Stapletongue

I was fifteen when it first came, old enough to know it wasn’t normal and young enough to know I’d be committed if I told. Half asleep, feet hanging slightly off my uncomfortable mattress. It didn’t come from under my bed but right through the door, all rambling limbs and skeleton knuckle cracks, a deliberate sort of limp as it nudged its way across the carpet, closer to the bed, closer to me until its face loomed inches from mine. Gaunt cheeks running with goblin wax and dabs of yellow sweat, an alien green in the dim blue light of my alarm clock. Its eyes betrayed sadness and hunger, and for a moment I thought this was the end, thought it would kill me.

It spat out a sticky gray corpse tongue, dead tissue, cut into pieces and reassembled with industrial staples. Glittering like cheap jewelry, too loud for my eyes. Something viscous, more mucus than saliva, dripped onto my face as it drew in close, and I felt a strange intimate pressure as it licked me, chin to forehead. Its staples painted tiny shaving cuts in my skin as they raked over me. A few pinpricks of blood bubbled to the surface, mingling with spit and my cold, terrified sweat, stinging like too much sunscreen. Those sad eyes searched my trembling form and, wordlessly, my visitor left the way it came.
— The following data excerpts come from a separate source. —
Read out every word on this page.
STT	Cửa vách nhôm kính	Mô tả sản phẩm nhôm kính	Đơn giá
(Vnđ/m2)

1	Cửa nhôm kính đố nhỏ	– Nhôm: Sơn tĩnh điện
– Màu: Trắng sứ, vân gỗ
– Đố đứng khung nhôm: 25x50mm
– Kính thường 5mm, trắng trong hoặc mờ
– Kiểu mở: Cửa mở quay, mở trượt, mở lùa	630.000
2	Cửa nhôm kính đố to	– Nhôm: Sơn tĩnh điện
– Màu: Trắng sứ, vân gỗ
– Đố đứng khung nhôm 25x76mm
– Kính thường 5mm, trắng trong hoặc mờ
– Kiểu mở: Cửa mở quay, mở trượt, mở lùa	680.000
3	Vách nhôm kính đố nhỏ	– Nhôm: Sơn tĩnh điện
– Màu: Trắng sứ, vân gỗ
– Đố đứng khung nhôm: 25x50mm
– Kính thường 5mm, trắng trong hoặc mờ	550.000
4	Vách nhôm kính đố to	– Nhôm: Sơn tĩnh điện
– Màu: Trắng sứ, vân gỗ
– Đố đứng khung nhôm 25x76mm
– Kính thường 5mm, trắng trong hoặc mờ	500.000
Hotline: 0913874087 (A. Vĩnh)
Every night after that, the creature returned. It always came just before dawn, when a hint of blue light trickled over the horizon and bled through my thin curtains, enough light to keep me awake trembling for hours. I would have written off Stapletongue, as I eventually named my visitor, as some kind of night terror were it not for the dry film of its slime and the little cuts I would find every morning, already scabbing over. My parents were far too busy to notice, and I didn’t have friends, so I came to accept Stapletongue as just a part of my life.

Until three days ago, that is.

Three days ago, I slept through the night for the first time in seven years. I woke up with a clean face, no shaving cuts. The night after that I had no visitor, nor did I have one last night.

But tonight I am awoken by something falling over in my apartment. In the dim light of dawn I can see something approaching me. And although I have to squint through my terror, and my paralyzed neck does not provide the best view, I can see enough of the great lumbering thing coming for me, and I know for a fact that it is not my Stapletongue.